In a webinar hosted by CNS, noted tobacco control expert of the International Union against Tuberculosis and Lung Disease (The Union),  Dr Mira Aghi, shared her views on the very relevant question of why is there a need to have gender specific tobacco control policies? Women are theoretically half the global population; they too use and die due to tobacco. The tobacco industry targets women and the annual death toll among women, attributed to tobacco use, will be 2.5 million by 2030. Smoking increases the risk of cardiovascular diseases, results in higher rates of infertility, premature labour, low birth weight infants, cervical cancer, early menopause and bone fractures. It adversely affects foetal development during pregnancy, leading to sudden infant death syndrome and smoking females tend to produce less breast milk. Women tend to  have a stronger addiction, suffer from stronger withdrawal symptoms and nicotine replacement therapy isles effective among them as compared to males added Dr Aghi.

Why do women smoke? Are the reasons not similar to those of men? Well some of them are. For instance most of the people  (men and women) smoke to look cool, or under peer pressure, or to relieve the stresses of daily life, or to satisfy their curiosity of smoking. However, there have been studies mentioning certain differences in the smoking patterns among various genders. Women are known to smoke to combat negative feelings, to alleviate the stress that accompanies managing personal and professional work, as a treat for themselves, a break from the busy schedules and also to lose weight. Women also find it much harder to quit smoking than men do. These special traits are exploited by the tobacco industry in targeting women and young girls to increase its ever growing consumer base.

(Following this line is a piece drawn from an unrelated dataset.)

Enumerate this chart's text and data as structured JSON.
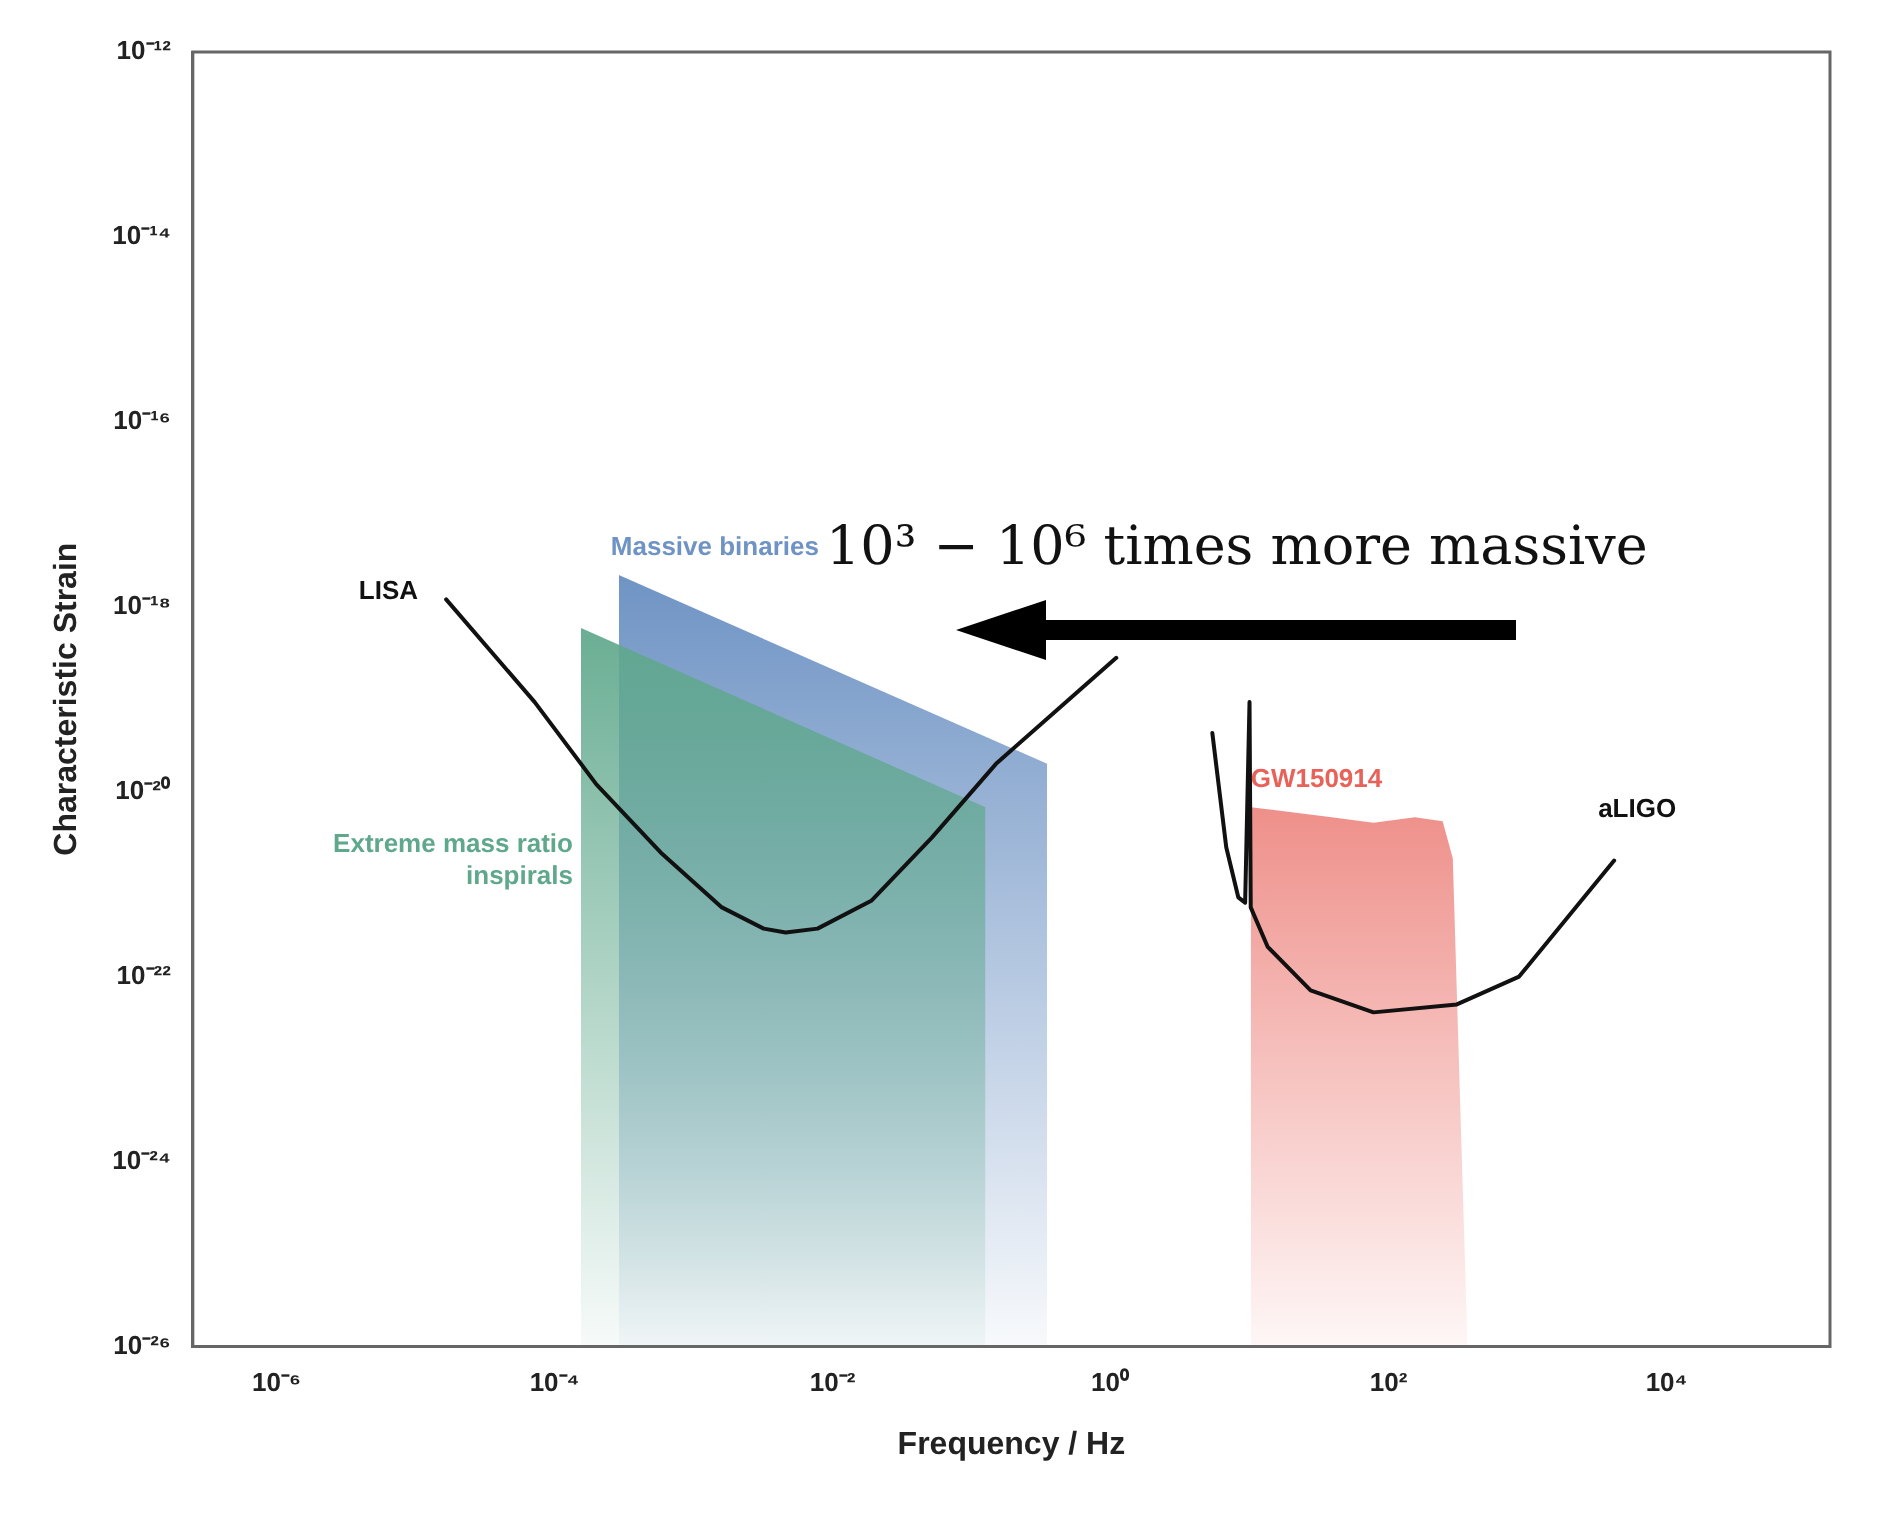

Before Word War 1, smoking was treated as a male reserve where the females were either shown as serving them cigarettes or used in fashionable ways to attract men. However, with an advent in female emancipation, they sensed the cultural shift and started marketing cigarettes to the women as ‘torches of freedom’ and as an expression of their liberation. The tobacco industry has been trying to lure women and children in smoking by advertising tobacco in the most creative ways by incorporating popular culture and psychosocial aspirations in its huge promotional efforts. Women have been targeted with glamorous, strong and independent themed advertising for years now. Various product design concepts associated with being slim, modern, sophisticated have been utilised in making the campaign appealing to the women. Virginia slims were introduced in 1968 and the slogan said ‘You’ve come a long way, Baby!’ and paved the way for introduction of similar ‘women only’ cigarettes that are long, extra slim and falsely branded as light and low tar to appear safer. Dr Mira Aghi also highlighted that the tobacco industry has been very carefully adapting the marketing strategies with changing times. However the world public health bodies have not paid much attention to this aspect. Tobacco control policies are fractured and do not take into account the special needs and issues unique to the women.

One of the major action point is to include gender and diversity based analyses in the design and evaluation of tobacco control measures. It is also imperative to develop guidelines for gender impact assessment to evaluate the effectiveness of tobacco control measures so that a much clearer picture can be obtained about the current status of tobacco use and cessation among the women, suggests Dr Aghi. We can only hope that the world leadership wakes up to this threat before the damage becomes irreversible.